En el entorno socialista se replica la respuesta «nadie sabe» ante la espera a la que el presidente del Gobierno, Pedro Sánchez, sometió al Gobierno y sus aliados. Los socialistas indican que, por estas horas, Sánchez solo conversa con su núcleo familiar y que se enterarán de su decisión al mismo tiempo que los medios de comunicación.
En este contexto, se lanzó una campaña en redes sociales con la consigna «vale la pena», como parte de un operativo para instar al líder del PSOE a continuar en el Gobierno.
Según publicó LPO, los escenarios posibles son cuatro: que Sánchez no renuncie y continúe como líder; que se someta a una cuestión de confianza; que renuncie y otro candidato se presente a la investidura con el actual Congreso; o que se convoquen elecciones, opción considerada la más compleja constitucionalmente.
Entre esas alternativas, cobra fuerza el nombre de la vicepresidenta primera, María Jesús Montero, como candidata ante una eventual repetición electoral o ante el desafío de una nueva investidura. Montero es una de las figuras que más creció en el último tiempo dentro del PSOE, con un estilo de confrontación y absoluta lealtad a Sánchez.

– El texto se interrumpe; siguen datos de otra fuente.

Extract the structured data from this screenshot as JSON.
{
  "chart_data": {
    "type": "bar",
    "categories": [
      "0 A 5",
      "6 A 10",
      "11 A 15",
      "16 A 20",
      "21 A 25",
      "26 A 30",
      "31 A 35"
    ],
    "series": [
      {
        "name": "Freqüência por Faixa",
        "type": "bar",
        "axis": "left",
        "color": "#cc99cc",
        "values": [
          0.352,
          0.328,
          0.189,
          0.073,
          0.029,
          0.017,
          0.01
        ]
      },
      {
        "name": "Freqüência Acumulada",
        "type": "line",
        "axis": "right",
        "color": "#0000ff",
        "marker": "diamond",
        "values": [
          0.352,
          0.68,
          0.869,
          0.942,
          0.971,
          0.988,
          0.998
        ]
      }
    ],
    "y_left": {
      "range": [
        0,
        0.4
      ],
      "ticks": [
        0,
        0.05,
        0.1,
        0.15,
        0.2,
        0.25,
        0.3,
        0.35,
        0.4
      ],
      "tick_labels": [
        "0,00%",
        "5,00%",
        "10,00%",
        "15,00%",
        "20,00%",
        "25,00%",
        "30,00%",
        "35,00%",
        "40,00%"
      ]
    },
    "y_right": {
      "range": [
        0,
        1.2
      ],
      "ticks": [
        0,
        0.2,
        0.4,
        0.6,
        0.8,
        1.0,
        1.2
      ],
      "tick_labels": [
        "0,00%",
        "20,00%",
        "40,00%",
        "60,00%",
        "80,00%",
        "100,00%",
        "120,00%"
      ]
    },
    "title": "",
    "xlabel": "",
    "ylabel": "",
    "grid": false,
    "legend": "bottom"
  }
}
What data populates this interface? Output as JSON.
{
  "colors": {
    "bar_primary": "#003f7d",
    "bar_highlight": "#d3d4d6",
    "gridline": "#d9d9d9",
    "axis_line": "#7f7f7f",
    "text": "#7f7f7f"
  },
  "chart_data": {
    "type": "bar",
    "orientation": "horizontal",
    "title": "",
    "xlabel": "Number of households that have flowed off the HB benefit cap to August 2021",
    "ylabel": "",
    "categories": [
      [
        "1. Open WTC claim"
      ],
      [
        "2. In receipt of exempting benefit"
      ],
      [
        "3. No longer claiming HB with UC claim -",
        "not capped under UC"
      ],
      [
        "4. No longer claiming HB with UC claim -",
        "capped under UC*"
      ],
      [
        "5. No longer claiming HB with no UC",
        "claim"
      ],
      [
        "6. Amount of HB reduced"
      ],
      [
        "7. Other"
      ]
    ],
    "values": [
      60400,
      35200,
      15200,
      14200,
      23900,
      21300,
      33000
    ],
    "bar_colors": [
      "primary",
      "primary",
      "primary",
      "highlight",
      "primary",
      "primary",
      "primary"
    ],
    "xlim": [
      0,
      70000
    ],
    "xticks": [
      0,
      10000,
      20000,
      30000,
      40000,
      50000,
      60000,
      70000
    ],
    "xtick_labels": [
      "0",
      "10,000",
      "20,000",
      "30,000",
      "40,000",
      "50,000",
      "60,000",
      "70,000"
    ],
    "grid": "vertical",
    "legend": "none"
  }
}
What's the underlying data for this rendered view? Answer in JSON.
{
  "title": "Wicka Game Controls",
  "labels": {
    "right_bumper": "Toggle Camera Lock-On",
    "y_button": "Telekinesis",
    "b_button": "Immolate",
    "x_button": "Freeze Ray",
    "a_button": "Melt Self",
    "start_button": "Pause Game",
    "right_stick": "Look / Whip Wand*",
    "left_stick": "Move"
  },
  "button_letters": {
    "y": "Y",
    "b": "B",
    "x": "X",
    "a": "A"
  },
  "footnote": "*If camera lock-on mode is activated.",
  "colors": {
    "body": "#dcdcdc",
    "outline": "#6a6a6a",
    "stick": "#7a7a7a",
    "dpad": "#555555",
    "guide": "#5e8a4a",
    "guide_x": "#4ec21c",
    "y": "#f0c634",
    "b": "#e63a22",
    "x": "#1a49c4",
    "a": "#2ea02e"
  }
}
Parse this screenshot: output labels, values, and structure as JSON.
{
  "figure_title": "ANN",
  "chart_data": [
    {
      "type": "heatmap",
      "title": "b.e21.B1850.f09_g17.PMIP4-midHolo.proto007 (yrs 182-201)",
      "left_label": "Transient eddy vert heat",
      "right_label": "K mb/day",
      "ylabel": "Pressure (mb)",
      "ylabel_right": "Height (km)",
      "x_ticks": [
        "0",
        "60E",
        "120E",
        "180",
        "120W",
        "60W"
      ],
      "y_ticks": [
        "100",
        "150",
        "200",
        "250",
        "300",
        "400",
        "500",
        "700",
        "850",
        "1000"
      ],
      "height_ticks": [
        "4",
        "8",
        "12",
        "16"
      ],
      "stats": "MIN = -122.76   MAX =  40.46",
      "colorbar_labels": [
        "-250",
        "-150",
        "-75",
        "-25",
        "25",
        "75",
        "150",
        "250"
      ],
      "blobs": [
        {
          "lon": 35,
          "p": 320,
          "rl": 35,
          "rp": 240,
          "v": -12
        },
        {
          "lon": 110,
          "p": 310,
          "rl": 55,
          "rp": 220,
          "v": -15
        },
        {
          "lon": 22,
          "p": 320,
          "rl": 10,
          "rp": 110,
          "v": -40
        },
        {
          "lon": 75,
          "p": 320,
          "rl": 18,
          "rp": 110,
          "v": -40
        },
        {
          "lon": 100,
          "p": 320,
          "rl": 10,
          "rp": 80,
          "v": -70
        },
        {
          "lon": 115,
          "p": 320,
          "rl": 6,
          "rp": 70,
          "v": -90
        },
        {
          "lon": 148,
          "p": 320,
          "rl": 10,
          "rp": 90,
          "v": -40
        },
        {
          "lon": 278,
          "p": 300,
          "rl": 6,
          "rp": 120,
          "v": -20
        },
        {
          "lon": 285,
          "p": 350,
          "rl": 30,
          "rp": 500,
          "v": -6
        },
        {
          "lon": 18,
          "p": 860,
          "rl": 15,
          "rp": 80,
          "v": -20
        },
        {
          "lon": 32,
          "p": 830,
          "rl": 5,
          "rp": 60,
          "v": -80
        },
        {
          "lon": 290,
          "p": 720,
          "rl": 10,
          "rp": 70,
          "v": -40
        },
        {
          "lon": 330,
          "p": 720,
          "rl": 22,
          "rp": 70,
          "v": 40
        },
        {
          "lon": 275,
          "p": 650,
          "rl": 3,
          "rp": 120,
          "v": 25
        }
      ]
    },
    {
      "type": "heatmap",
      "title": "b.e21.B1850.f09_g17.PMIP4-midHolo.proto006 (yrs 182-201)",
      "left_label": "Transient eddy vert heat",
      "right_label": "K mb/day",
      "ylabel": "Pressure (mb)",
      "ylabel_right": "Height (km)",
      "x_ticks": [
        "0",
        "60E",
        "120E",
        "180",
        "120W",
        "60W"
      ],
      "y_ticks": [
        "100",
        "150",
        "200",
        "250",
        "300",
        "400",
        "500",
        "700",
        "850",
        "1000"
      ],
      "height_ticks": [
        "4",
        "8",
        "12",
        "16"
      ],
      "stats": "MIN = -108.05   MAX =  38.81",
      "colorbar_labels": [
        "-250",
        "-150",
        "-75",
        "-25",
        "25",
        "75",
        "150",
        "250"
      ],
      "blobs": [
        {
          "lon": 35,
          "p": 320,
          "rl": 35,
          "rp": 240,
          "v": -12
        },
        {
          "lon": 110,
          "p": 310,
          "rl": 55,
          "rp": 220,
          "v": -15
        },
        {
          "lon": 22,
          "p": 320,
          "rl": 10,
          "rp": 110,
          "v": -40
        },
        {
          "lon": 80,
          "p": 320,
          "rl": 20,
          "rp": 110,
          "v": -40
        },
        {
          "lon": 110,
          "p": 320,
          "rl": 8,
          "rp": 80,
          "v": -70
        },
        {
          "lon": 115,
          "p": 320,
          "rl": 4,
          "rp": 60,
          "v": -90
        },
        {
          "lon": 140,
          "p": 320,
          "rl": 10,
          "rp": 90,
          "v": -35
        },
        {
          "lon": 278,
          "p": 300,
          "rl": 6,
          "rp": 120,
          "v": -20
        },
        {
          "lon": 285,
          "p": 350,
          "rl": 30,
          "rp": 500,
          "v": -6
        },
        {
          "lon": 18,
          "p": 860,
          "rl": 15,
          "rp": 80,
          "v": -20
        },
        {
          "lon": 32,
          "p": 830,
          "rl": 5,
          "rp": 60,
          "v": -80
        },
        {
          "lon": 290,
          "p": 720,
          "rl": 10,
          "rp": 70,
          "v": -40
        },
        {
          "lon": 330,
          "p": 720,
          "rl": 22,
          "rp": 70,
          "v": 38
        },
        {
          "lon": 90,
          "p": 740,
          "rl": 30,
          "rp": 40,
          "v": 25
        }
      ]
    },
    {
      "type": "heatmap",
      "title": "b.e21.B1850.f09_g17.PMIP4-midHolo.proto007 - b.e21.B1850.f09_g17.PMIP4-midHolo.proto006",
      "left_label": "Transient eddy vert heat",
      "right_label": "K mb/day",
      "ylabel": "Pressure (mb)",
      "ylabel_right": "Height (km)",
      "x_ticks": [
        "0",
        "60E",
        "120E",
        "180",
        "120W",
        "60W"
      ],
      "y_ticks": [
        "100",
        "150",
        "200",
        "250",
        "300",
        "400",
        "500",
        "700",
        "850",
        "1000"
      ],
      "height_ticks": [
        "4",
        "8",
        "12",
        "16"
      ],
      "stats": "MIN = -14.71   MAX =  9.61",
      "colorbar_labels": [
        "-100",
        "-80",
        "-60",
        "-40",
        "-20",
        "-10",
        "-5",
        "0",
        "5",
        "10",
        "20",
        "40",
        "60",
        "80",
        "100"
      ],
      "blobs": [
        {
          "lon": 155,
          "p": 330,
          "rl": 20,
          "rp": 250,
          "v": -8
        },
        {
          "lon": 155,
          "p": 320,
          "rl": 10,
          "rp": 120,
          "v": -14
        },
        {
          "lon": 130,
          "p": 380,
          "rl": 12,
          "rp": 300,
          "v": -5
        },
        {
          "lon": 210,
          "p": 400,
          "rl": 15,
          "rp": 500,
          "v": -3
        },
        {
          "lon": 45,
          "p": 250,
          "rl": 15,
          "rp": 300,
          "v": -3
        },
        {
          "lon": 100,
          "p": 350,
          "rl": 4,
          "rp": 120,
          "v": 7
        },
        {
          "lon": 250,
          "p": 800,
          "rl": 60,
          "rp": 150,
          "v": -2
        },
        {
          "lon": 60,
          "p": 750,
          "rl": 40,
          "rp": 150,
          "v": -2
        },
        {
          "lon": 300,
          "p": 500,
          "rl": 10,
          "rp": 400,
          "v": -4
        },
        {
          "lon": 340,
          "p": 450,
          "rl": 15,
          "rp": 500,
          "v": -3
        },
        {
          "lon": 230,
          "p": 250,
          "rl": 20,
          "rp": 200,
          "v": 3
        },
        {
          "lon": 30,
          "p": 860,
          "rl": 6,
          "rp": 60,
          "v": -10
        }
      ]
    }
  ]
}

En paralelo, a la denuncia del colectivo Manos Limpias —que la Fiscalía pidió archivar—, otro grupo similar, Hazte Oír, vincula el incremento de la facturación de empresas vinculadas a Begoña Gómez con su presunta mediación. La asociación trasladó la querella que presentó en la Fiscalía al juez Peinado para que se acumule, pero solo por el delito de tráfico de influencias. Sostiene que la empresa en la que trabajó Begoña Gómez, su compañero de cátedra y la empresa Globalia podrían haberse beneficiado, gracias a su mediación, de ayudas y subvenciones públicas concedidas por el Gobierno.